In a low-context culture, such as that of the United States, everything is explained—inference is not an option. Children are not expected to understand a non-verbal language. American children are given verbal instructions with details. Because of differences in "sharing information" in these very diverse cultures, the children act much differently. Children of Chinese parents living in the East will understand how to honor their ancestors, will know that children take care of their parents when the children become adults, etc. There is no question: it is understood. This culture is steeped in tradition and is slow to change. Conversely, in the U.S., because everything is explained, there is more social flexibility, things change much more quickly, and children do not tenaciously grasp things that are cultural norms, but will question their parents—even rejecting their value systems.
With this being said, it is difficult for the Chinese mothers of Chinese-American children to convey what their children need to learn for they believe that this information is shared almost by osmosis.
Am-mei, for instance, sees in her mother "my own true nature. What was beneath my skin. Inside my bones..."
While children of Chinese parents struggle to understand the unspoken information that they feel they need to know, Chinese mothers cannot speak the words their children wait to hear. Frustration arises between the mothers and their daughters in The Joy Luck Club. Mothers are confused by what their daughters don't know and the daughters feel they are missing something.
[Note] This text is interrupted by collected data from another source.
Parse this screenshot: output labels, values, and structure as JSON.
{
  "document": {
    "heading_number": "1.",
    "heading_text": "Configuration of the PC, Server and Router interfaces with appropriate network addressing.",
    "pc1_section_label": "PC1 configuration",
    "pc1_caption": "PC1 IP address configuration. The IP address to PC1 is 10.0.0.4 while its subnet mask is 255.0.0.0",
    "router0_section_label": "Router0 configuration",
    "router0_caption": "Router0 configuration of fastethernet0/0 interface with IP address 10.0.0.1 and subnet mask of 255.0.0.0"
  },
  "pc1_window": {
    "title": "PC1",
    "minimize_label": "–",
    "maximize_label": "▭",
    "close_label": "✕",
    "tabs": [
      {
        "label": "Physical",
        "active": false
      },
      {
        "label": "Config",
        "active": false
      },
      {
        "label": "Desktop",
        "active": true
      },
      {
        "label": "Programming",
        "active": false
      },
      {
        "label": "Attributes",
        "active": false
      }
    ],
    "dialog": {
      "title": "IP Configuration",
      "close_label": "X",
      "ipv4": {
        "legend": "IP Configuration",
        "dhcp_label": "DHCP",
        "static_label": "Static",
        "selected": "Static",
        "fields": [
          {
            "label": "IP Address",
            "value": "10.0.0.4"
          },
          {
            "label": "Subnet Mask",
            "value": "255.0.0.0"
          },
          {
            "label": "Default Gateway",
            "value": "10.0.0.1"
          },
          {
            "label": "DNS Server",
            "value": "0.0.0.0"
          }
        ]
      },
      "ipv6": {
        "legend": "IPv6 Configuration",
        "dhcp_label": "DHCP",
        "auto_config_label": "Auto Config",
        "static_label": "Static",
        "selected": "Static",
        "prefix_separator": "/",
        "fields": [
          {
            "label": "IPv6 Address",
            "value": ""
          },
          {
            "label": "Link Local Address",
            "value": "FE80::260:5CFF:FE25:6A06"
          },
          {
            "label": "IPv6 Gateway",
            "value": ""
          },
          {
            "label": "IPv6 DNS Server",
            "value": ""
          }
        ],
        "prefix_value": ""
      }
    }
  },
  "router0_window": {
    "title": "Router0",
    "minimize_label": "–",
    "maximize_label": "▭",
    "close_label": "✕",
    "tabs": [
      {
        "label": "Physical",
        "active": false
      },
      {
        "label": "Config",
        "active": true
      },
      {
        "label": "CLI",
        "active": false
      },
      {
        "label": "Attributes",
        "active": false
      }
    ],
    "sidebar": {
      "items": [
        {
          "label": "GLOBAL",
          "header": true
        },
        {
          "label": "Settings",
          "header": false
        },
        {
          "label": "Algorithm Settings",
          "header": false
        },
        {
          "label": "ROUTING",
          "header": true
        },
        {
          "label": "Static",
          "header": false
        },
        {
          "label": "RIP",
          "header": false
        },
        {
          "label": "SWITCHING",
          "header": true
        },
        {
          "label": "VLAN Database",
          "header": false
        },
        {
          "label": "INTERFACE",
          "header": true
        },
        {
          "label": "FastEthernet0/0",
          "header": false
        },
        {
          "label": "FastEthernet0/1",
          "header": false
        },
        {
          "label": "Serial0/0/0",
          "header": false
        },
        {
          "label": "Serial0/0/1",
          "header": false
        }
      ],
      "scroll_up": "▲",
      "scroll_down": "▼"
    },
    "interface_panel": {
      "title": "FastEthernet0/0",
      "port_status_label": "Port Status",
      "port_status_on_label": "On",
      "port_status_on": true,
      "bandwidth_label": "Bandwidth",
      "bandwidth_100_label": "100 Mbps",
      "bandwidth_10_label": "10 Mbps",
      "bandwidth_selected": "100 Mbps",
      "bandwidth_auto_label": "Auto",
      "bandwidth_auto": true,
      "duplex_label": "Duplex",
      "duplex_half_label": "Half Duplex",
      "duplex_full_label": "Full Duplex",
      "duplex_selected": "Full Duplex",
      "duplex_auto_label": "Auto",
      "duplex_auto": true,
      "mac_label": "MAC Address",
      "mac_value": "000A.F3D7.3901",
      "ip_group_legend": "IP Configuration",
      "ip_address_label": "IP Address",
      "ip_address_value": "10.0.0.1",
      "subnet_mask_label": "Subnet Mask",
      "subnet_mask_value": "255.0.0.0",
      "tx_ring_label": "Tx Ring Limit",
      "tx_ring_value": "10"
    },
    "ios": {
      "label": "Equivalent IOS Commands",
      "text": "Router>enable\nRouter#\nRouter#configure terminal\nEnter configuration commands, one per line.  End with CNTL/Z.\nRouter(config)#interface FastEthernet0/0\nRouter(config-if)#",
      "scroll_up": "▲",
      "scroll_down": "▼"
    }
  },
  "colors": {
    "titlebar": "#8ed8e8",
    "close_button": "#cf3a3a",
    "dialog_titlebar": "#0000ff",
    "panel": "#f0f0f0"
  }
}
The "talk-story" is a practice that allows the mothers to share information by presenting their "stories" in the form of folklore:
One way of maintaining and instructing children in traditional ways which Chinese immigrants adopted is the traditional Chinese talk story.
"Oral wisdom" is passed down in traditional ways such as parables, proverbs, etc., without the mother having to explain the point (as is needed with Aesop's Fables..."and the moral of the story is..."). The mothers in Amy Tan's novel use this technique. If we understand that to have to explain oneself in China is an embarrassment, we can easily realize that this technique gives the mothers socially- accepted...
...public utterances: painful experiences are recast in the language of folk tale; cautionary reminders become gnomic phrases; real life takes on the contours of myth.
The reserve of the usually silent mother in the Chinese culture, as well as the one who maintains distance from her audience, is upheld. In this way, both mother and daughter find acceptable ways to express themselves—in expressing their "essential self."